Discovering Cassis and the calanques
Travel Tips for: Area: Cassis | Topic: Discovering Provence
Written By: Holiday Velvet
Only about 30kms from Marseille, the small fishing port of Cassis is one of the first stops along the coast that exude French Mediterranean charm.
Cassis’s quaint and colourful old town is clustered around a compact little harbour, and some of its buildings date back to the 16th century. The village was a favourite subject of the fauvist artists, including Georges Braque (who lived here) and a bohemian, creative spirit has remained. On the first Sunday of every month (April to October only) a group of local artists set up an open-air market, with interpretations of Cassis and its famous landscape.
Cassis is surrounded on one side by a pebbly beach and the glittering blue sea; to the east by Cap Canaille, a massive, ochre coloured rampart, and to the west by soaring white cliffs that plunge straight into the sea, Their limestone was an important source of income until 1990, but these days this part of the Riviera is best known for the calanques, a string of sapphire blue, isolated inlets that stretch all the way to Marseilles.

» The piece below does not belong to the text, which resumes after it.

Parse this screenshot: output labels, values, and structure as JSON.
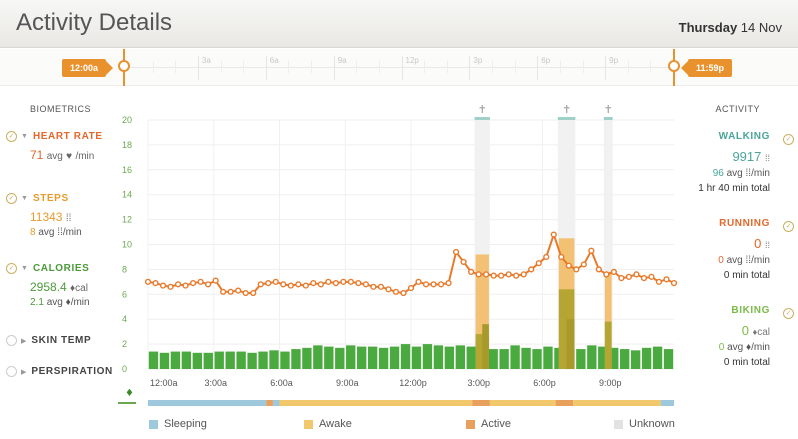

The calanques were once the mouths of ancient rivers. Similar to Scandinavia’s fjords, glaciers activity forged them deeper into the earth and then the sea swept in, forming natural ‘pools’ and havens for small sea creatures. The nearest one to Cassis is at Port Miou, which is accessible by car or on foot. The most beautiful of them all is thought to be En-Vau, which has a tiny beach tucked under the skirt of a sheer white cliff. Access to most the calanques though is prohibitive and due to the risk of fire, coastal paths to that descend directly to them are closed from mid-June to mid-September. Instead, many people take a tourist boat from Cassis to explore them.
Wine from Cassis, the first in France to receive an official AOC (awarded in 1936) is another of Cassis’ pleasant surprises. The local blanc de blanc is considered the only drop worthy of accompanying the region’s famous seafood, so order a bottle with your bouillabaisse. Otherwise, make you way to arte-deco cellars of Clos Sainte-Magdeleine in the village itself, who organically-grow their grapes on the slopes of Cap Canaille.